The agricultural consultant suggested that this was an administrative tax, but that was not explained to the people, nor was it universally applied. He explained that the villagers involved in the organic gardening project got some compensation for their land after it was surveyed, but they had assistance from the Lao Bar Association. Despite their intervention, there remain many questions about the veracity of the promises and the fairness and equity of the compensation..
If each house is sold for USD 1 million and the land it occupies cost the developer say USD30,000 that represents a decent profit.
Agricultural experts writing on the Lao list-serve LaoFAB, underlined the issues of concern are the loss of organic farming skills and practice, and with it, the loss of food security for the capital. I was told by Pham and his mother that farmers had used their compensation money to buy more suitable land.
“They have to start from the beginning again. Land is now so expensive as there has been a lot of speculation. Many of them are already in debt. Before they had no debt and made good money. Now they are poor, ” the project consultant said.
Google Earth showed an adjacent area significantly larger than the resettlement area that is being currently excavated for a Chinese owned factory. The farmers could only say that it was called the Vista factory. More than that, they did not know.
Pham said that some men have looked for work as day labour, but the public transport is not reliable and they have to walk 3 kms to the main road. If they have motor bikes, day wages are consumed by fuel costs.
“There are many new construction sites but they are Chinese and use Chinese workers, not Lao. We have to go a long way to find work,” the older Mr Kham said at a separate meeting.
“Maybe we were moved there to make cheap labour for the Chinese?” Kham suggests with a wry smile.

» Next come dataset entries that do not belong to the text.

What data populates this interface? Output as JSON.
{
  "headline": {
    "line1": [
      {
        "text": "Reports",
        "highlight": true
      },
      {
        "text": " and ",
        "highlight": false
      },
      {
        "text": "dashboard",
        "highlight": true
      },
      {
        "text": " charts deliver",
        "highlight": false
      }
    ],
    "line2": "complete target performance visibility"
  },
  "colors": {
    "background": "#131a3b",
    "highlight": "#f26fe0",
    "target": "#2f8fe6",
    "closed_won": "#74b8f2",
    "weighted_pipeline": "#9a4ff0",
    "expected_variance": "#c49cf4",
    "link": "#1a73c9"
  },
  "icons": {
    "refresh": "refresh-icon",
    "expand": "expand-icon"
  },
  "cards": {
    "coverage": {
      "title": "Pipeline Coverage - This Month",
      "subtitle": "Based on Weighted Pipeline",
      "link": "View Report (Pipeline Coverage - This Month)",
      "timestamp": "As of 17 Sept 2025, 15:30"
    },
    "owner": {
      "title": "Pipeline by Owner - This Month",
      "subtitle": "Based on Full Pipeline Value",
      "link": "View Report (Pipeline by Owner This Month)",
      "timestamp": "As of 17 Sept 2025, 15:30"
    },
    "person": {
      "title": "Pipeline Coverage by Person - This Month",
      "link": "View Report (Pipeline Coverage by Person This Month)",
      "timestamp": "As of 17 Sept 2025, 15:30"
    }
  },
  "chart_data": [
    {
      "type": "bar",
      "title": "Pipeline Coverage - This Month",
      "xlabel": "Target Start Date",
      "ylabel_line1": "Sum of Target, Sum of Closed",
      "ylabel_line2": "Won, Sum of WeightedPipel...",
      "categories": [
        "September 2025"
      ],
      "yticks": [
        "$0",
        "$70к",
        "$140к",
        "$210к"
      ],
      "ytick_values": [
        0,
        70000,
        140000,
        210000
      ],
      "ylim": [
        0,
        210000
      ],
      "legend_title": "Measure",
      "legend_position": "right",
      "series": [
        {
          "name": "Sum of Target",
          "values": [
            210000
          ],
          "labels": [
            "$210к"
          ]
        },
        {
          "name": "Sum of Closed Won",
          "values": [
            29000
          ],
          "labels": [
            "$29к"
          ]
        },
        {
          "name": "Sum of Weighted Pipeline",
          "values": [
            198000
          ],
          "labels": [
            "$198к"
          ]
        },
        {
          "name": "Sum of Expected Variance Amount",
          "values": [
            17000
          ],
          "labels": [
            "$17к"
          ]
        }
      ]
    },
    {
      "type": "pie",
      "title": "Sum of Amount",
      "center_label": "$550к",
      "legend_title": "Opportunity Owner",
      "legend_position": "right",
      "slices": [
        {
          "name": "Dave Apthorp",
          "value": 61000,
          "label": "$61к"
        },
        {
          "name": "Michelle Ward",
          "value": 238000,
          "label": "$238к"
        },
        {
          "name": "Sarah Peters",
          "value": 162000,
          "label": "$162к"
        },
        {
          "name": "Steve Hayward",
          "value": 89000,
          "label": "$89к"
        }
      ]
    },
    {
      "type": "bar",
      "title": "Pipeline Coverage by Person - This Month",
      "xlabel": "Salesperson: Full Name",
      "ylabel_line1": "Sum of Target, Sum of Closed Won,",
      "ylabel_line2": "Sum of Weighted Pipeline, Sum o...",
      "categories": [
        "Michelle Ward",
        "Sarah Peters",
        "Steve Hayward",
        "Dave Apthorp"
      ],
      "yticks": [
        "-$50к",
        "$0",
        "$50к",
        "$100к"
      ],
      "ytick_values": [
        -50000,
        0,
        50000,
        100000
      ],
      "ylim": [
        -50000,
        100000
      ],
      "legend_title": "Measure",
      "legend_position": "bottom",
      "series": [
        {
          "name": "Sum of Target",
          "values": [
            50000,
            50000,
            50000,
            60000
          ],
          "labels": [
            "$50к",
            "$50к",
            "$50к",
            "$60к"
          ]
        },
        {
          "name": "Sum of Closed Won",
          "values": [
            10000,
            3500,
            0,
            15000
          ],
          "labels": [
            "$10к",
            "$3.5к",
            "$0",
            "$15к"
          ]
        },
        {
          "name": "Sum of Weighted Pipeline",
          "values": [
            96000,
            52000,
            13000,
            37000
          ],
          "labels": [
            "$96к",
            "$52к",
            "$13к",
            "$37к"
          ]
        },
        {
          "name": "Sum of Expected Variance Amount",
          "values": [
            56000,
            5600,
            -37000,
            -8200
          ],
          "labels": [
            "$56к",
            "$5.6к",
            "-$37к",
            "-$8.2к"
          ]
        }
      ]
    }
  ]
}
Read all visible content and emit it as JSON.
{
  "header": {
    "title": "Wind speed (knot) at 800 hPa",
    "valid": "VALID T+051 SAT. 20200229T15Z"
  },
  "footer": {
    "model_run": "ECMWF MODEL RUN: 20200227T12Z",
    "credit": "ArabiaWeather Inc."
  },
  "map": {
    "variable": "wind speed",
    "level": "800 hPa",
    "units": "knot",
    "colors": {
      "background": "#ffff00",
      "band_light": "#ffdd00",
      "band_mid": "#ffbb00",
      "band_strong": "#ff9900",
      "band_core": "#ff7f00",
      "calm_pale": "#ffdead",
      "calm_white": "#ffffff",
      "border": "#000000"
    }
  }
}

Pham’s GPS image of the Hua Siang resettlement site showed other settlements nearby. “Those are the people that were pushed off That Luang Marsh, so Chinese can build. “ Pham explained. It appears as though the resettlement site is being used as an ‘out of sight out of mind’ place for those displaced by land grabs.

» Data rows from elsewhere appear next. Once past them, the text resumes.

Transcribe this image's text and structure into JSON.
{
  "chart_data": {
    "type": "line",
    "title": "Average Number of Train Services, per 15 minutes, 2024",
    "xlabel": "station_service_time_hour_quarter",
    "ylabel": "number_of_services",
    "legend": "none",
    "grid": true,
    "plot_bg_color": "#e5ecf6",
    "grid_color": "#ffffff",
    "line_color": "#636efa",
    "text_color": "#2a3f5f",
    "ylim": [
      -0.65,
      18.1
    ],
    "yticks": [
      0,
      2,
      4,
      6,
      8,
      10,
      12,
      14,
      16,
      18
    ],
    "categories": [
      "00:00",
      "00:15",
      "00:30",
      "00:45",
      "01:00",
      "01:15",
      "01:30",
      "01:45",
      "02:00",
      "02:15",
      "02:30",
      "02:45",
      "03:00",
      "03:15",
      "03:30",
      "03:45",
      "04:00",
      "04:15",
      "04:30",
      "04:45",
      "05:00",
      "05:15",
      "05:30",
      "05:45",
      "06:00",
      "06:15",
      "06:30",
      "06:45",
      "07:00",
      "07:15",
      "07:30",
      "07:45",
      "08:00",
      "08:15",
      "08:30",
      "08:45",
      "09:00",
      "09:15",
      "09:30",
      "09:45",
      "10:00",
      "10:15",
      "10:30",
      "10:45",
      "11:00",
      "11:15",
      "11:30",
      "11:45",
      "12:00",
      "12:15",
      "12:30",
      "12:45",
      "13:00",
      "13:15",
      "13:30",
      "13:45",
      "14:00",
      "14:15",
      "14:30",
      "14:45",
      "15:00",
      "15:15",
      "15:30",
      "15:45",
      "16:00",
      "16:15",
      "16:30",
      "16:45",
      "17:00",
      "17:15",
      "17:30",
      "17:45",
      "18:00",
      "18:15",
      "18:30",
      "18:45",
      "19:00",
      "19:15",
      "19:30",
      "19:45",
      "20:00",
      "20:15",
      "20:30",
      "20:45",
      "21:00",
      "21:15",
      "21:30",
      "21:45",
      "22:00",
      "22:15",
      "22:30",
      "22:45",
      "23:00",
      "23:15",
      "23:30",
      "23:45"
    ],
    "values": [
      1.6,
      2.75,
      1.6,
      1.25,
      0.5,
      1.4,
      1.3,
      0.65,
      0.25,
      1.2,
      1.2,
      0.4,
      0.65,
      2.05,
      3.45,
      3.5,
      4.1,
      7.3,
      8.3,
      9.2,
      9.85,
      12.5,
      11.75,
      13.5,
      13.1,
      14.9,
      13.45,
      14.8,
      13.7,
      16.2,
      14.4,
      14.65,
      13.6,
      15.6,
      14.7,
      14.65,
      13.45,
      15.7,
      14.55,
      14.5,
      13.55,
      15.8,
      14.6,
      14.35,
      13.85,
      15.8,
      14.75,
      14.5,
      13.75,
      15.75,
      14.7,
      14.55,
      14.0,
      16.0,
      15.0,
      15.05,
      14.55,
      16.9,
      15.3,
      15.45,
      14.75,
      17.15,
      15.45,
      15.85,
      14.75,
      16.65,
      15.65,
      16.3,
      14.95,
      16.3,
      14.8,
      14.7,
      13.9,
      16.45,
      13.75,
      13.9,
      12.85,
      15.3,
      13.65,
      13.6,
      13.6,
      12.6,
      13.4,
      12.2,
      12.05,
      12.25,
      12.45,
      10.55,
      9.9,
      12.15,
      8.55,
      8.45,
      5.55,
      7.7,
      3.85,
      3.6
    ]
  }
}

At a recent conference where the PM made his statement about Vientiane becoming a modern city, the officials also discussed corruption.
Wiping out “undesirable conduct such as autocracy, extravagance, and corruption,” government spokesperson Bounpheng Mounphosay was reported as saying was a major government objective . Yet in the case of Don Chan all of those seemed to have come into play.

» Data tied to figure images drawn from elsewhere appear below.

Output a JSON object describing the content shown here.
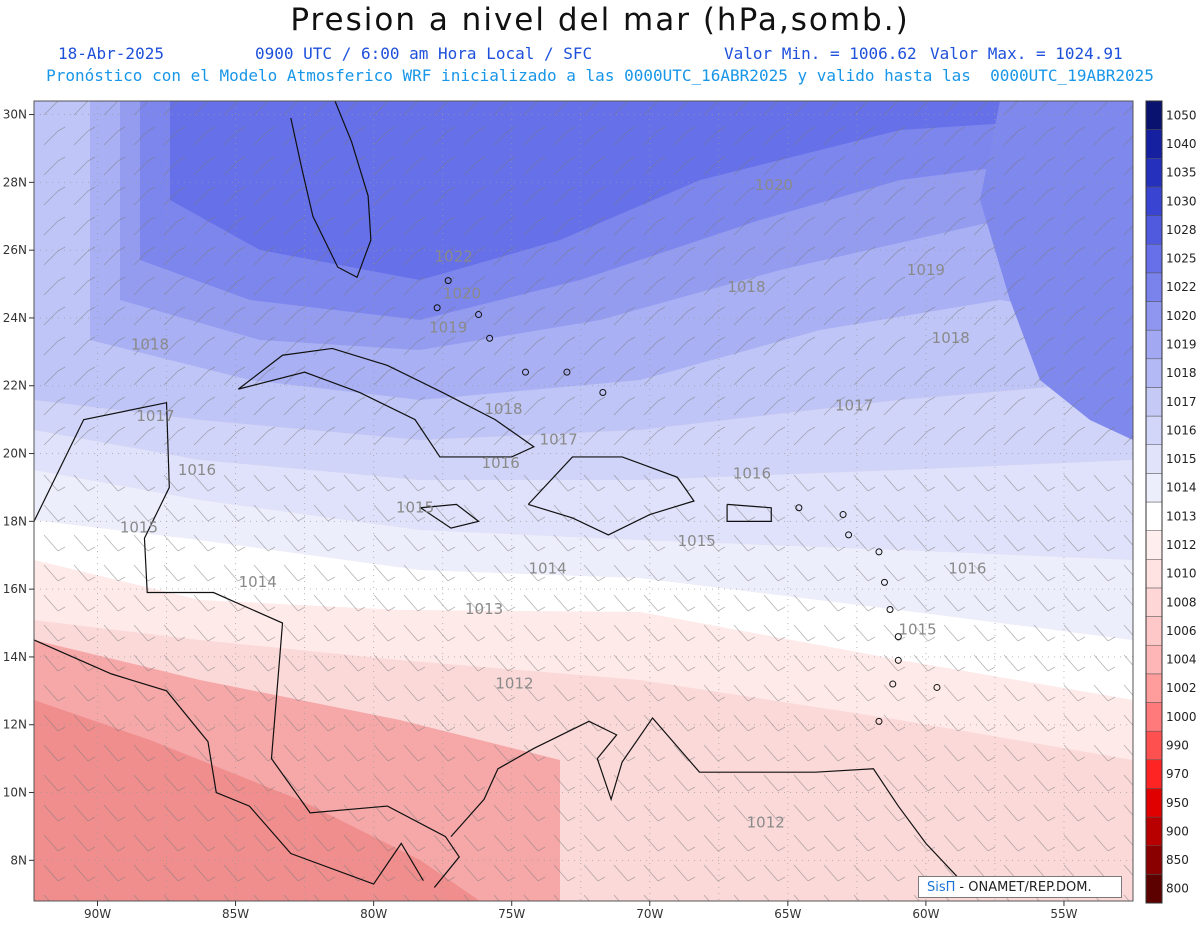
{
  "header": {
    "title": "Presion a nivel del mar (hPa,somb.)",
    "date": "18-Abr-2025",
    "time": "0900 UTC / 6:00 am Hora Local / SFC",
    "min_value": "Valor Min. = 1006.62",
    "max_value": "Valor Max. = 1024.91",
    "forecast_note": "Pronóstico con el Modelo Atmosferico WRF inicializado a las 0000UTC_16ABR2025 y valido hasta las  0000UTC_19ABR2025"
  },
  "chart_data": {
    "type": "heatmap",
    "variable": "Sea level pressure (hPa), shaded",
    "lon_range": [
      -92.3,
      -52.5
    ],
    "lat_range": [
      6.8,
      30.4
    ],
    "lon_ticks": [
      "90W",
      "85W",
      "80W",
      "75W",
      "70W",
      "65W",
      "60W",
      "55W"
    ],
    "lat_ticks": [
      "30N",
      "28N",
      "26N",
      "24N",
      "22N",
      "20N",
      "18N",
      "16N",
      "14N",
      "12N",
      "10N",
      "8N"
    ],
    "contour_labels": [
      {
        "text": "1022",
        "lon": -77.1,
        "lat": 25.8
      },
      {
        "text": "1020",
        "lon": -65.5,
        "lat": 27.9
      },
      {
        "text": "1020",
        "lon": -76.8,
        "lat": 24.7
      },
      {
        "text": "1019",
        "lon": -60.0,
        "lat": 25.4
      },
      {
        "text": "1019",
        "lon": -77.3,
        "lat": 23.7
      },
      {
        "text": "1018",
        "lon": -66.5,
        "lat": 24.9
      },
      {
        "text": "1018",
        "lon": -88.1,
        "lat": 23.2
      },
      {
        "text": "1018",
        "lon": -75.3,
        "lat": 21.3
      },
      {
        "text": "1018",
        "lon": -59.1,
        "lat": 23.4
      },
      {
        "text": "1017",
        "lon": -87.9,
        "lat": 21.1
      },
      {
        "text": "1017",
        "lon": -73.3,
        "lat": 20.4
      },
      {
        "text": "1017",
        "lon": -62.6,
        "lat": 21.4
      },
      {
        "text": "1016",
        "lon": -86.4,
        "lat": 19.5
      },
      {
        "text": "1016",
        "lon": -75.4,
        "lat": 19.7
      },
      {
        "text": "1016",
        "lon": -66.3,
        "lat": 19.4
      },
      {
        "text": "1016",
        "lon": -58.5,
        "lat": 16.6
      },
      {
        "text": "1015",
        "lon": -88.5,
        "lat": 17.8
      },
      {
        "text": "1015",
        "lon": -78.5,
        "lat": 18.4
      },
      {
        "text": "1015",
        "lon": -68.3,
        "lat": 17.4
      },
      {
        "text": "1015",
        "lon": -60.3,
        "lat": 14.8
      },
      {
        "text": "1014",
        "lon": -84.2,
        "lat": 16.2
      },
      {
        "text": "1014",
        "lon": -73.7,
        "lat": 16.6
      },
      {
        "text": "1013",
        "lon": -76.0,
        "lat": 15.4
      },
      {
        "text": "1012",
        "lon": -74.9,
        "lat": 13.2
      },
      {
        "text": "1012",
        "lon": -65.8,
        "lat": 9.1
      }
    ],
    "colorbar": {
      "levels": [
        "800",
        "850",
        "900",
        "950",
        "970",
        "990",
        "1000",
        "1002",
        "1004",
        "1006",
        "1008",
        "1010",
        "1012",
        "1013",
        "1014",
        "1015",
        "1016",
        "1017",
        "1018",
        "1019",
        "1020",
        "1022",
        "1025",
        "1028",
        "1030",
        "1035",
        "1040",
        "1050"
      ],
      "colors": [
        "#5c0000",
        "#8a0000",
        "#b80000",
        "#e00000",
        "#ff2424",
        "#ff5050",
        "#ff7a7a",
        "#ff9c9c",
        "#ffb6b6",
        "#ffc8c8",
        "#ffd6d6",
        "#ffe2e2",
        "#ffeeee",
        "#ffffff",
        "#eceefc",
        "#e0e3fa",
        "#d2d6f8",
        "#c4c9f6",
        "#b3b9f4",
        "#a2a9f2",
        "#8e96ef",
        "#7a82ec",
        "#6770e8",
        "#505adf",
        "#3a44d2",
        "#2530bc",
        "#1420a0",
        "#0a1270"
      ]
    }
  },
  "credit": {
    "brand": "SisΠ",
    "text": "- ONAMET/REP.DOM."
  },
  "colors": {
    "title": "#111111",
    "header_blue": "#1e50dc",
    "note_blue": "#1896e8",
    "pressure_high": "#3a44e0",
    "pressure_low": "#f48c8c"
  }
}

The residents were told they could not refuse. They were given less than a year to plan their departure. The previous village head who fought for villagers rights, sacked and relocated. He was replaced by someone far more supine and who point blank refused to sign or convey and letters of protest or even letters seeking clarification of the terms of compensation.
When asked why he didn’t protest, Pham said he was “afraid of being arrested and having to live on monkey food” (bananas). Mr. Kham nodded in agreement. The process was riddled with lack of transparency, and rent seeking. Those with Party or government connections were given larger settlements for their homes and allowed to settle closer to the city.
So what do you do now ? “ I am bored” Noua said. “I do nothing. Many others are living on compensation money, but when it runs out….?” she shrugged.
“We had to pay to have electricity connected. The brokers charge us 500,000 kip for the connection as they think we have lots of compensation money. On Don Chan we could dig toilet pits ourselves. The ground was soft. Now to make a toilet we have to get a machine. And we have to pay another 500,000 kip. But we have no money coming in. Soon all our money (will be ) finished,” she looks dejected.